I want to start this off by unequivocally stating that I’m a girls kinda girl. I’m not the type to sit around complaining about how women are “so this” or “so that” or “ so difficult to work with”. I am more than loyal to my kind. That said.
The best supervisor I ever had was a man. On top of this, he was an ethically suspect, morally dubious man. I liked him a lot as a person but he was the opposite of role model material, a fact he would repeat to me ad naseuem. For the most part, not being like him was good advice, and yet, he stands out among a string of warm and supportive female supervisors as the one who gave me the best career advice and most fiercely protected my rights as employee.
He was the first person to ever teach me to stand up for myself, navigate tricky situation and market myself effectively. In effect he was one of the first person who taught me to value myself equally to other people.
I always wondered why his advice was so helpful and after reading this book, I know why, because men are socialized differently.
Girls are taught to serve others, to facilitate communication, to value the group over the individual and to be modest. As young girls we are rewarded for these skills. Boys are generally taught the opposite, they are taught to be competitive, assertive and strategic.

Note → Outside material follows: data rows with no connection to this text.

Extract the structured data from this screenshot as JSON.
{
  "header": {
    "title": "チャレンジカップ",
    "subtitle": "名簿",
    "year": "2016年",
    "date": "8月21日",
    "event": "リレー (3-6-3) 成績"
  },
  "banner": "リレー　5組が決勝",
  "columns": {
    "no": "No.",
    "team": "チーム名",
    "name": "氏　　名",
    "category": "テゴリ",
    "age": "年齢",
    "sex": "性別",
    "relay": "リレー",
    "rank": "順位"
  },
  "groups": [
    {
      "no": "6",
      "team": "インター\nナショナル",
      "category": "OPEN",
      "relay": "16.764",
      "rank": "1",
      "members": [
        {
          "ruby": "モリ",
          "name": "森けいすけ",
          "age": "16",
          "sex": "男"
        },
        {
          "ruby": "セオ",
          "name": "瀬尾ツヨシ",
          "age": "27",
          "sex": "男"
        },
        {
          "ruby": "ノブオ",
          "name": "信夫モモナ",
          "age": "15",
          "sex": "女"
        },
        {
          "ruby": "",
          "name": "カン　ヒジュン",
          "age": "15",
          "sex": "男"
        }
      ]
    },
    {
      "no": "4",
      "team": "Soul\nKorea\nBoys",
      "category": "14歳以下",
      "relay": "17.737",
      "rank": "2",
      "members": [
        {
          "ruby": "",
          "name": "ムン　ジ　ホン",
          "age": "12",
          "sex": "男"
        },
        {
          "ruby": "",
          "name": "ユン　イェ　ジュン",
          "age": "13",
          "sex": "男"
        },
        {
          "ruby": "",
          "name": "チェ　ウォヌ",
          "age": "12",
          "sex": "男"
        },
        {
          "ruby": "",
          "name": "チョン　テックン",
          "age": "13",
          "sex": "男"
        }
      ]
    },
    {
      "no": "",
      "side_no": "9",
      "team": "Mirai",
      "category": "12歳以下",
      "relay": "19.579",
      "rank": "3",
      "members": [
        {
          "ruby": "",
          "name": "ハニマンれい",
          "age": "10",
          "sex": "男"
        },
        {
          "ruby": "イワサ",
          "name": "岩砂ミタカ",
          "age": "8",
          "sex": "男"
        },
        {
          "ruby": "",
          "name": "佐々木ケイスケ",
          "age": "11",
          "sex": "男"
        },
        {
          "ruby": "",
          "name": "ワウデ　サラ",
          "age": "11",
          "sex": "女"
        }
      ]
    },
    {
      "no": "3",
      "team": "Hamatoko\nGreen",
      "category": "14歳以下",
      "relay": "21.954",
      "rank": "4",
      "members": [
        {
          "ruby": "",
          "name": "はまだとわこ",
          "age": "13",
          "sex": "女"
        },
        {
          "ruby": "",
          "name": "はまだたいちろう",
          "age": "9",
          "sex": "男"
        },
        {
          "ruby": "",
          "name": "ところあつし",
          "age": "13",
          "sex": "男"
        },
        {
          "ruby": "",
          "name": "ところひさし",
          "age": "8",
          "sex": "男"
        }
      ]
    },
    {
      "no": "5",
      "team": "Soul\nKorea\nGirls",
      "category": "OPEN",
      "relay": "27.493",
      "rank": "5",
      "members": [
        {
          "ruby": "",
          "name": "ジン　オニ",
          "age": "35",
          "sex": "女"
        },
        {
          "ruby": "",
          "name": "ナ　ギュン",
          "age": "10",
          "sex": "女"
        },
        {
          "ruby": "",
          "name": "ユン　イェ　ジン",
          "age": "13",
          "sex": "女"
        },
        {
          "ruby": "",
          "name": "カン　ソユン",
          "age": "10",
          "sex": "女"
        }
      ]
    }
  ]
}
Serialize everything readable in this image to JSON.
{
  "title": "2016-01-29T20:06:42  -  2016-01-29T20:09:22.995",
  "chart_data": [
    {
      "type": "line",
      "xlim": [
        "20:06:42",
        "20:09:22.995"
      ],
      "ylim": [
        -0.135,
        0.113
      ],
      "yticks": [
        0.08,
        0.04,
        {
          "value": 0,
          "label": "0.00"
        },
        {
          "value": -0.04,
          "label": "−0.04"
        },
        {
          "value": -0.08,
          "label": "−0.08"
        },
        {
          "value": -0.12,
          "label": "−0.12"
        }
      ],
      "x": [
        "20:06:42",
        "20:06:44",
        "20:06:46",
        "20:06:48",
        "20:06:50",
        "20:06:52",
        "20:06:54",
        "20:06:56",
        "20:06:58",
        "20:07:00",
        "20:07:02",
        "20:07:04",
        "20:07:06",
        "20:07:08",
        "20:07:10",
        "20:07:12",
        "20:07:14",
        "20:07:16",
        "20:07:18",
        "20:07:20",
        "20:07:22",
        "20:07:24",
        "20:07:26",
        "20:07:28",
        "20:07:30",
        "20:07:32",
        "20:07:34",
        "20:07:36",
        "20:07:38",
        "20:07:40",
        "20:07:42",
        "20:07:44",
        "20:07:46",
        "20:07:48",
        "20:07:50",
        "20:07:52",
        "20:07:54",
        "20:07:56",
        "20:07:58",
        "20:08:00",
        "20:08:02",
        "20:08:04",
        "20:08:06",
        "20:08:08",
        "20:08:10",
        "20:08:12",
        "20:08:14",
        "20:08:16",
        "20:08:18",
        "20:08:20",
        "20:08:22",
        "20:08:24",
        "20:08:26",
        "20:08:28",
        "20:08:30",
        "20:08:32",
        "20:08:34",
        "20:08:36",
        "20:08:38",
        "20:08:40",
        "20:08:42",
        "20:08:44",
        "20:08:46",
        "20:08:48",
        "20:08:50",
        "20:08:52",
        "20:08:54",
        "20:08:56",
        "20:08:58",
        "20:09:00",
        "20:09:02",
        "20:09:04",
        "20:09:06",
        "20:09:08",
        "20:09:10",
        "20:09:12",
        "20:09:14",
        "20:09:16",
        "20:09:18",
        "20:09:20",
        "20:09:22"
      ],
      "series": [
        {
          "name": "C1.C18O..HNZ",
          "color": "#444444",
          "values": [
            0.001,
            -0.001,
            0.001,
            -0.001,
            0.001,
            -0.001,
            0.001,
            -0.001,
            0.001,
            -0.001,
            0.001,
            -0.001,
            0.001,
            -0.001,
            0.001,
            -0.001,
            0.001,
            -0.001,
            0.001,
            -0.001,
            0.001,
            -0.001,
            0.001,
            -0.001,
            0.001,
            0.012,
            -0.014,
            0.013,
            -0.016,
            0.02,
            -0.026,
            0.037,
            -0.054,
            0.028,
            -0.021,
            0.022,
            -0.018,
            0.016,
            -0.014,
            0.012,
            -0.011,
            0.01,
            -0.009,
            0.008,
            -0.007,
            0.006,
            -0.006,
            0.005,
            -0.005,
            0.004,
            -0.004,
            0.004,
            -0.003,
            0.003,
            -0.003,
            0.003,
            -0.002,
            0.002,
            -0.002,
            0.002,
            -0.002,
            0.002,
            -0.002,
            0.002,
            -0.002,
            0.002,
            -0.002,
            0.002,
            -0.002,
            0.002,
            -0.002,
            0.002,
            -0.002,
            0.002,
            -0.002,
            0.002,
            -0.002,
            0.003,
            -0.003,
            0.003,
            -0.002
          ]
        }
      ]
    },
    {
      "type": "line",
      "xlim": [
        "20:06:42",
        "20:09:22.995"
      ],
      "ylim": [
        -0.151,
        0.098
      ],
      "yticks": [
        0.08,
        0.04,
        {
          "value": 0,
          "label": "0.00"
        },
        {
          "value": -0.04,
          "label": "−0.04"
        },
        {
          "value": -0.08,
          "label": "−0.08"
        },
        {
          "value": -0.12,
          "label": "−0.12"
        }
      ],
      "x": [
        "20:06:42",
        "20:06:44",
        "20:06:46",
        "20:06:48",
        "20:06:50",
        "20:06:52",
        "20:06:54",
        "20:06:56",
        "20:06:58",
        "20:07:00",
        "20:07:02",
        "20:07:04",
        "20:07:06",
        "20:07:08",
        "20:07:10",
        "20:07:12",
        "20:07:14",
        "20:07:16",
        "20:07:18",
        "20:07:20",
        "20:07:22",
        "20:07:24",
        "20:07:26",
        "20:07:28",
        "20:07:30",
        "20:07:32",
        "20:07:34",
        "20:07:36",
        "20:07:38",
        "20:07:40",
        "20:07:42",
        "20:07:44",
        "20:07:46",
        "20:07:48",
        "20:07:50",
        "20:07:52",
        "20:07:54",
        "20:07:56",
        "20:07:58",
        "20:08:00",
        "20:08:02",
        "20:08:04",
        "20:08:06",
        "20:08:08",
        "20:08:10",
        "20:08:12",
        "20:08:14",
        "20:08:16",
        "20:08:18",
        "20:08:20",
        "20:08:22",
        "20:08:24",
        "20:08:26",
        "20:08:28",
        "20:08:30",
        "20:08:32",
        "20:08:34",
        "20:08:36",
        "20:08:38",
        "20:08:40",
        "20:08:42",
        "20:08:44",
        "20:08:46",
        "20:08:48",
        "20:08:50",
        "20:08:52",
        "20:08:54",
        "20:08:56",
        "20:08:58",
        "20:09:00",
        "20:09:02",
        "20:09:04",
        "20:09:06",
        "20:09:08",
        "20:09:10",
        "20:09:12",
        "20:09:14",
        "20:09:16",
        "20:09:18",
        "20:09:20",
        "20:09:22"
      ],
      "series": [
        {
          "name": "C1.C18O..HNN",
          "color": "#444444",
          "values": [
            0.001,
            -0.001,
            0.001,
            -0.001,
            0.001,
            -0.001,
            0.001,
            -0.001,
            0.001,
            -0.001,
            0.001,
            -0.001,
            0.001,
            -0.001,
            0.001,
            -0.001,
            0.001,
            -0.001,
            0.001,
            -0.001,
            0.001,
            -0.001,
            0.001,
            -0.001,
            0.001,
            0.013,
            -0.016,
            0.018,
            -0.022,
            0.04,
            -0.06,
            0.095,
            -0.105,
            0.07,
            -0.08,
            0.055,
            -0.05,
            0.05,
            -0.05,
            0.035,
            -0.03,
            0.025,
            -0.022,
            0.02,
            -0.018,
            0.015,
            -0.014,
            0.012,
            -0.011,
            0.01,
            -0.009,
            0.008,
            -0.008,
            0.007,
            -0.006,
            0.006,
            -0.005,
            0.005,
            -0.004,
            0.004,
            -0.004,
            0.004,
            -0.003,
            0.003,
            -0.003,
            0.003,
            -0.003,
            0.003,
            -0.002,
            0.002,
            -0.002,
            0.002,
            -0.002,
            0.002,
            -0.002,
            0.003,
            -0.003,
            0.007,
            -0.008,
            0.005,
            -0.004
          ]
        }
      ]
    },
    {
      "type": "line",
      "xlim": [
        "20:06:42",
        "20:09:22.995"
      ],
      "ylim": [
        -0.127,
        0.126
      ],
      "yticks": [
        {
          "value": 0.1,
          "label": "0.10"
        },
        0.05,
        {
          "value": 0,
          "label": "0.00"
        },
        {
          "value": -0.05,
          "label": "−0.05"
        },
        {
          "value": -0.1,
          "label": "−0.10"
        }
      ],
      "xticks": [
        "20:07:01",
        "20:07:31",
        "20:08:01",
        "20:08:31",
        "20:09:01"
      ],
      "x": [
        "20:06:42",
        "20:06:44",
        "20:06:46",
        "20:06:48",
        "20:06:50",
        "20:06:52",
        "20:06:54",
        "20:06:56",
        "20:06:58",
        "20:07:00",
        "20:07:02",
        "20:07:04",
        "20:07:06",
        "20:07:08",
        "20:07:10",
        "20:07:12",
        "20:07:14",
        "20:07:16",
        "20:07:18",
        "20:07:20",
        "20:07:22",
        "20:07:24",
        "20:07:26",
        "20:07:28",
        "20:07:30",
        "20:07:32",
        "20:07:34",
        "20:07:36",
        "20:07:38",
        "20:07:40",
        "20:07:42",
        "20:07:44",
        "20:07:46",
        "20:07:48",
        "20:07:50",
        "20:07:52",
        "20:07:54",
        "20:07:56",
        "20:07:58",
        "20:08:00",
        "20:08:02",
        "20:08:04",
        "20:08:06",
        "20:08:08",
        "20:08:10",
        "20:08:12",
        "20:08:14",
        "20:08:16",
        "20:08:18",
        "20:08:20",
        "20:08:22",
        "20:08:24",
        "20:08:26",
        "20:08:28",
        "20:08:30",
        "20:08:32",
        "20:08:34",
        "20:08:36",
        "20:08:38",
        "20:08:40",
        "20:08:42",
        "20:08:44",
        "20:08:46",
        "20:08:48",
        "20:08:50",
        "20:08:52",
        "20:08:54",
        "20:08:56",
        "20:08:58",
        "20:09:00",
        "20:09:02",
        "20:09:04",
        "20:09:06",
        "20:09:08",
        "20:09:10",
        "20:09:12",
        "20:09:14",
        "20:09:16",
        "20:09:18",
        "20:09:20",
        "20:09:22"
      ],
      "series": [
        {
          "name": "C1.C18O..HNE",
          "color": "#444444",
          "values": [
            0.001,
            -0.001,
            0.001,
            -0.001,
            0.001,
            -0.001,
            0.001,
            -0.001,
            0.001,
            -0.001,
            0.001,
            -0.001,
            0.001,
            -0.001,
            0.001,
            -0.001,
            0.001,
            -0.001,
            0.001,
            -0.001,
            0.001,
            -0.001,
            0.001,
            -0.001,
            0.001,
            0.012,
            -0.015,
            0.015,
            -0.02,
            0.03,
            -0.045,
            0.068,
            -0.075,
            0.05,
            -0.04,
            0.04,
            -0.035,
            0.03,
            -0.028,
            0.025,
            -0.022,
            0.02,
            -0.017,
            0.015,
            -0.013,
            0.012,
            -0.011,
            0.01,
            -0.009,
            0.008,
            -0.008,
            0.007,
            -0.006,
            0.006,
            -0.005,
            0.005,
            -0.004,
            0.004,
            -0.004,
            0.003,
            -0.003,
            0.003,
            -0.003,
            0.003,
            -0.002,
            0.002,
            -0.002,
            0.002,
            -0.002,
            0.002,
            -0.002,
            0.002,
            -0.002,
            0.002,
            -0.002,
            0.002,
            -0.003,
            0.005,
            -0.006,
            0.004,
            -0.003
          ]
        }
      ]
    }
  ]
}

Trouble is, the skills that serve you well as a small child, while valued in the workplace are generally not rewarded. Lois Frankel very specifically chooses the phrase “nice girls” in her title. Her argument is that women need to re-examine the skills they learned as children and work on asserting themselves as adult women. I personally don’t have a specific ambition to have “a corner office” but I think this book should be read by all women, regardless of whether or not they are even working outside the home because at it’s heart this book is not about ambition it’s about asserting your self-worth, something that women are taught to value too little.